Champs libres : livres

Ali Guenoun, La question kabyle dans le nationalisme algérien, 1949-1962. Comment la crise de 1949 est devenue la crise « berbériste »

Préface d’Omar Carlier, postface de Mohamed Harbi, Vulaines-sur-Seine, éd. du Croquant, 2021, 512 p., 20 €

journaliste

Longtemps, les Kabyles furent majoritaires en immigration. Souvent, cette réalité sociologique disparaît derrière le poids des idéologies et des appareils, au point d’invisibiliser les hommes et leurs actions. Placée au centre de cette étude serrée, la crise de 1949 au sein du mouvement nationaliste algérien est partie de France, sans doute en mars 1949. La police ne la signale qu’à la mi-juin 1949, à l’occasion d’une bagarre dans une salle des fêtes d’Aubervilliers. Elle se termine en 1950, en mars pour les uns, en décembre pour les autres.

Elle sera portée par de jeunes nationalistes, éduqués et formés, vite montés dans l’appareil du parti. Crise multidimensionnelle, elle ne fut pas une crise « berbère », comme ses détracteurs s’appliquent, depuis toujours, à la qualifier. Pour cette nouvelle génération, il s’agissait à la fois de « contester » le fonctionnement et la stratégie du PPA-MTLD dirigé par Messali Hadj, d’offrir un cadre démocratique au mouvement et à l’Algérie, et d’assumer l’héritage culturel pluriel de la terre algérienne. C’est une Algérie algérienne qu’ils promeuvent versus une définition uniciste de la nation (arabe) religieuse (musulmane), peu démocratique (culte du chef) et sans concertation (absence de débat). On sait ce qu’il advint à l’indépendance. Ali Guenoun traite cette crise sur le fond, pas comme une parenthèse. 1949, comme plus tard 1962 sont deux crises majeures quant au devenir de la nation algérienne.

L’auteur en décrit l’origine et la genèse : le rôle de l’école française dans l’éveil de la conscience nationale chez ces premiers lettrés à prendre les armes, de l’immigration comme de l’organisation du parti en Kabylie et ses ramifications en Algérie. Il montre que cette contestation fut éclatée, entre France et Algérie, entre plusieurs groupes, plusieurs régions, qu’elle fut portée par des berbérophones et des arabophones, des modérés et des « berbéristes » radicaux, des « berbéristes » et des « arabistes », qu’elle fut sans coordination face à la machine répressive du parti. Ni complot, ni régionalisme donc. Qu’il s’est agi aussi, en refusant son modèle jacobin, d’une émancipation radicale d’avec la puissance coloniale, d’une décolonisation… des esprits.

1949 marque un tournant. Les contestataires seront balayés, idéologiquement, accusés de « berbérisme », de « trahison » et marqués du sceau de la suspicion, ce qui restera commode pour discréditer toute velléité de réforme.
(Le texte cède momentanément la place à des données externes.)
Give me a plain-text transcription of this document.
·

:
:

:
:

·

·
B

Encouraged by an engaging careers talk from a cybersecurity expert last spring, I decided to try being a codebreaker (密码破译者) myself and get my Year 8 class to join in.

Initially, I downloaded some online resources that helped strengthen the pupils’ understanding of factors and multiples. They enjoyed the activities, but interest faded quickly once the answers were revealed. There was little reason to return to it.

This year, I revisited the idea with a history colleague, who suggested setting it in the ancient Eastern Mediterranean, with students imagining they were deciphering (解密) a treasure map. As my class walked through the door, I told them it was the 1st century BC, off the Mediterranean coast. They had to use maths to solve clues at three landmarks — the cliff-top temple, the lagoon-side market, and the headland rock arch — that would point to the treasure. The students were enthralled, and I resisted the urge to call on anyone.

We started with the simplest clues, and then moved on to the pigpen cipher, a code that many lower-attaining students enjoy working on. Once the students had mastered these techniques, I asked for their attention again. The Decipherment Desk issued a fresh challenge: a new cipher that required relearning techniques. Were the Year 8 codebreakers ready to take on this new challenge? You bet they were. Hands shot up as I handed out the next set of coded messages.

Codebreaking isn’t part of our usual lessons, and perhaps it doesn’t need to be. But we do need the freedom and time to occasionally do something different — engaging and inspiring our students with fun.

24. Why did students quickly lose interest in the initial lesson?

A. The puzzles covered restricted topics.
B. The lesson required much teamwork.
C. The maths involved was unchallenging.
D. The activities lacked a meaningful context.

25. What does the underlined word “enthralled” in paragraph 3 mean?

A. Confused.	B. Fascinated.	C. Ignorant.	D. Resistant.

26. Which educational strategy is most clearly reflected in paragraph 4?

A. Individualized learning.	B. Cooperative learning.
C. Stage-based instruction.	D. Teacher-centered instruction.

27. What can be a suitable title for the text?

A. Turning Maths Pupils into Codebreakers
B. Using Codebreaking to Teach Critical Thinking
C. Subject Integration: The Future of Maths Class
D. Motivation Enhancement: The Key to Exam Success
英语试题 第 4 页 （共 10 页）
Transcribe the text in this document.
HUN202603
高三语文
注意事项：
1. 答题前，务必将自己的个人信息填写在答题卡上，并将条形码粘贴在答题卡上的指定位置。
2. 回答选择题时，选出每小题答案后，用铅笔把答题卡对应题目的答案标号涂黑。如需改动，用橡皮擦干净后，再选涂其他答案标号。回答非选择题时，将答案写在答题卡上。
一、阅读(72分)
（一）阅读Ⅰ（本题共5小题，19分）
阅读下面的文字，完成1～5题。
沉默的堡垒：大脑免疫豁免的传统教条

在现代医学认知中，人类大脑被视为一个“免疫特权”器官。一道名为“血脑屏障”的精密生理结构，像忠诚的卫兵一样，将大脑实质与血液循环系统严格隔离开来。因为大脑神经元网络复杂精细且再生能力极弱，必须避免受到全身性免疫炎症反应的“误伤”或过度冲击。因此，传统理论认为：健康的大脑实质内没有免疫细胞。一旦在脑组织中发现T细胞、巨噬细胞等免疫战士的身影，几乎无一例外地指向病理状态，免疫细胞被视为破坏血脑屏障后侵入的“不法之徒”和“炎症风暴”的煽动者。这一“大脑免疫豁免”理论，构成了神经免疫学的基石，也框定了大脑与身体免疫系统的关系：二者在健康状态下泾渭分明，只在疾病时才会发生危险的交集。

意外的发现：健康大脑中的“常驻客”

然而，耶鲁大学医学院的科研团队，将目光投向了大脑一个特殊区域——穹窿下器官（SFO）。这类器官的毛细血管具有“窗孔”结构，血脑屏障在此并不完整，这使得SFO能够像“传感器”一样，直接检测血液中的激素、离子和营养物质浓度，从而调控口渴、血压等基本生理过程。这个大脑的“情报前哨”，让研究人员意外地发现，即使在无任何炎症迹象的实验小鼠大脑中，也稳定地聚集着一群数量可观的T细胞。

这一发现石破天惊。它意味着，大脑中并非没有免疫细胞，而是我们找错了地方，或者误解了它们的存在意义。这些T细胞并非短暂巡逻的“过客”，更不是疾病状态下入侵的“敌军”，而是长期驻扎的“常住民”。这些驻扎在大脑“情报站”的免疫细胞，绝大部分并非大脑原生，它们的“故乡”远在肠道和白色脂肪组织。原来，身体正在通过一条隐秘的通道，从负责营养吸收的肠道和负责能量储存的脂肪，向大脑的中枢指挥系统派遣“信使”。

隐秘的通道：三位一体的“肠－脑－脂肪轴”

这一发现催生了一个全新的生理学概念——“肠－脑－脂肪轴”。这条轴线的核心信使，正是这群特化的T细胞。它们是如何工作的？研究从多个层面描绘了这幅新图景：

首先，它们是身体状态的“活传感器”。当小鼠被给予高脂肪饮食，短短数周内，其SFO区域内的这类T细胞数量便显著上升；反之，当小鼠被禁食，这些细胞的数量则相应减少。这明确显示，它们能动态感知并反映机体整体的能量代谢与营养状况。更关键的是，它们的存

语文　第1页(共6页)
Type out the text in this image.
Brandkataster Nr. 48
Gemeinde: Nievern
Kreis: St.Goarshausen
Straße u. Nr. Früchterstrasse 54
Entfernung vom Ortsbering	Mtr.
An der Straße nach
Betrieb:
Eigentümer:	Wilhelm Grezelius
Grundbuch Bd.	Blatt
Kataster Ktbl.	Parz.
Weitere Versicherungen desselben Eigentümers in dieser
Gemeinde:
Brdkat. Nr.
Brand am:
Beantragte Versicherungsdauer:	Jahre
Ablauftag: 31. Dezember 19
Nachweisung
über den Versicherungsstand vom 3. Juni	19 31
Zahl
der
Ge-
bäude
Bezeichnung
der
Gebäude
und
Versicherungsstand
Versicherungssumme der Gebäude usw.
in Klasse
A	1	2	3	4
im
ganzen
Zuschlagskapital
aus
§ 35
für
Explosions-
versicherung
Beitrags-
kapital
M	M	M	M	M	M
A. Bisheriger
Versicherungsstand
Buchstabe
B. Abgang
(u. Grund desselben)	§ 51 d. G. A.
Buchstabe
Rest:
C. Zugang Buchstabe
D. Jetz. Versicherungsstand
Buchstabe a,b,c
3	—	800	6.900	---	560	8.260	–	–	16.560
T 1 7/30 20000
Ils seront même accusés… d’« islamophobie » par le plus virulent de leur détracteur (Y. Ben Khedda). Serait-ce la première et révélatrice occurrence du mot ? Le nationalisme algérien n’a jamais goûté les intellectuels, beaucoup seront éliminés. À Paris et dans les maquis, la violence s’impose comme réponse à toute contestation.

Cela, Ali Guenoun le décortique, livre une sociologie précise des acteurs, fait l’inventaire des lieux, notamment des cafés dans l’immigration, à la fois espace de propagande, d’opposition, de lutte et de violence. Il fouille les enjeux et les impasses de la crise, en repère les amnésies et les resucées, les « thèses et foutaises », pendant et après la guerre. Il y est aussi question de mémoire : mémoire des victimes et de leur famille, mémoire instrumentalisée, souillée, « empêchée », invisibilisée – notamment dans les entreprises mémorielles franco-algériennes. La plume, précise, jalouse de l’autonomie du chercheur, ne cache pas l’empathie de l’historien – lecteur de Feraoun – pour les acteurs et les victimes de cette histoire qui court sur treize ans. Pour autant, elle se refuse à toute compromission, à tout militantisme. Elle expose les faits, pose des hypothèses, quitte à fâcher les doxas nationalistes ou communautaires, à déchirer les silences et les solidarités des anciens camarades de lutte ou à heurter « la terrible loi du nif ». En exergue, l’auteur a placé une citation d’Amar Imache : « La vérité seule est constructive. […] S’il est une chose qu’un peuple ne doit pas laisser déformer, ternir ou voler, c’est son Histoire. » Histoire algérienne, française, franco-algérienne. Histoire de l’immigration.